Julien me passe ce lien amusant, pour les non-Aglophones parmi vous, je tente de résumer ce dont il y est question. Un photographe animalier, du nom de David Slater, lors d’un reportage dans une réserve, se fait dérober son appareil-photo par de grands singes qui poussent la facétie jusqu’à prendre quelques images avec l’appareil dérobé. L’histoire ne précise pas comment le photographe a récupéré son appareil, ou juste la carte-mémoire, toujours est-il qu’il récupère l’un ou l’autre, ou les deux, et rentre à son agence en racontant avec plaisir cette histoire, et de publier les photographies prises par les singes. Ces photographies sont alors frappées du signe de copyright de l’agence de presse dont dépend le photographe, l’agence Caters News Agency.
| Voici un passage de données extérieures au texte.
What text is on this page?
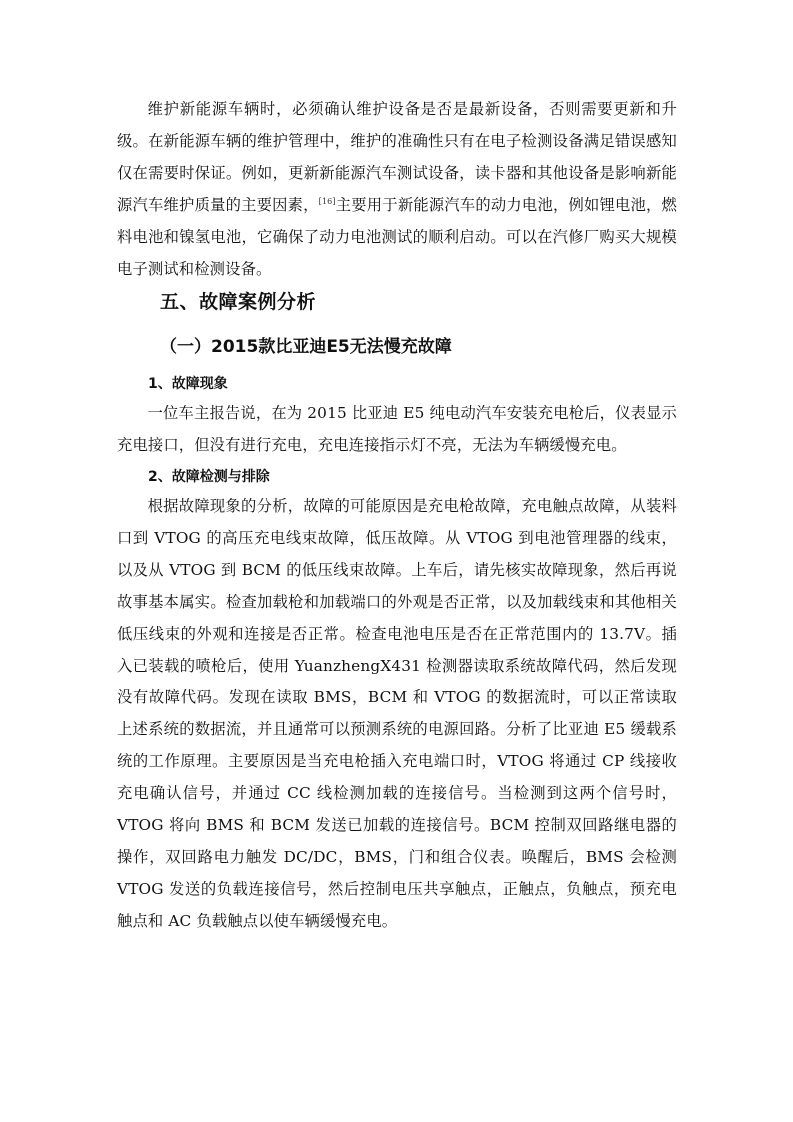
维护新能源车辆时，必须确认维护设备是否是最新设备，否则需要更新和升级。在新能源车辆的维护管理中，维护的准确性只有在电子检测设备满足错误感知仅在需要时保证。例如，更新新能源汽车测试设备，读卡器和其他设备是影响新能源汽车维护质量的主要因素，[16]主要用于新能源汽车的动力电池，例如锂电池，燃料电池和镍氢电池，它确保了动力电池测试的顺利启动。可以在汽修厂购买大规模电子测试和检测设备。

五、故障案例分析
（一）2015款比亚迪E5无法慢充故障
1、故障现象

一位车主报告说，在为 2015 比亚迪 E5 纯电动汽车安装充电枪后，仪表显示充电接口，但没有进行充电，充电连接指示灯不亮，无法为车辆缓慢充电。

2、故障检测与排除

根据故障现象的分析，故障的可能原因是充电枪故障，充电触点故障，从装料口到 VTOG 的高压充电线束故障，低压故障。从 VTOG 到电池管理器的线束，以及从 VTOG 到 BCM 的低压线束故障。上车后，请先核实故障现象，然后再说故事基本属实。检查加载枪和加载端口的外观是否正常，以及加载线束和其他相关低压线束的外观和连接是否正常。检查电池电压是否在正常范围内的 13.7V。插入已装载的喷枪后，使用 YuanzhengX431 检测器读取系统故障代码，然后发现没有故障代码。发现在读取 BMS，BCM 和 VTOG 的数据流时，可以正常读取上述系统的数据流，并且通常可以预测系统的电源回路。分析了比亚迪 E5 缓载系统的工作原理。主要原因是当充电枪插入充电端口时，VTOG 将通过 CP 线接收充电确认信号，并通过 CC 线检测加载的连接信号。当检测到这两个信号时，VTOG 将向 BMS 和 BCM 发送已加载的连接信号。BCM 控制双回路继电器的操作，双回路电力触发 DC/DC，BMS，门和组合仪表。唤醒后，BMS 会检测 VTOG 发送的负载连接信号，然后控制电压共享触点，正触点，负触点，预充电触点和 AC 负载触点以使车辆缓慢充电。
Et apparemment l’agence en question n’a pas trop l’air de plaisanter quant à ce copyright. Or, le droit américain, en la matière, est apparemmement formel, seule la personne qui a effectivement pris la photo détient les droits de cette image. Donc le singe. Imaginez que vous êtes à Barcelone, vous aimeriez avoir une photographie de vous avec votre compagne ou votre compagnon devant la Sagrada Familia, un quidam sentant votre embarras à être des deux côtés de l’appareil-photo se propose gentiment de vous obliger, vous photographie donc et vous rend, enfin c’est ce qu’on espère dans ce genre de cas, votre appareil-photo, par politesse, numérique permettant, vous lui montrez la photographie qu’il a prise de vous, vous échangez un sourrire ou une poignée de main, sachez que cette personne détient logiquement les droits de cette image.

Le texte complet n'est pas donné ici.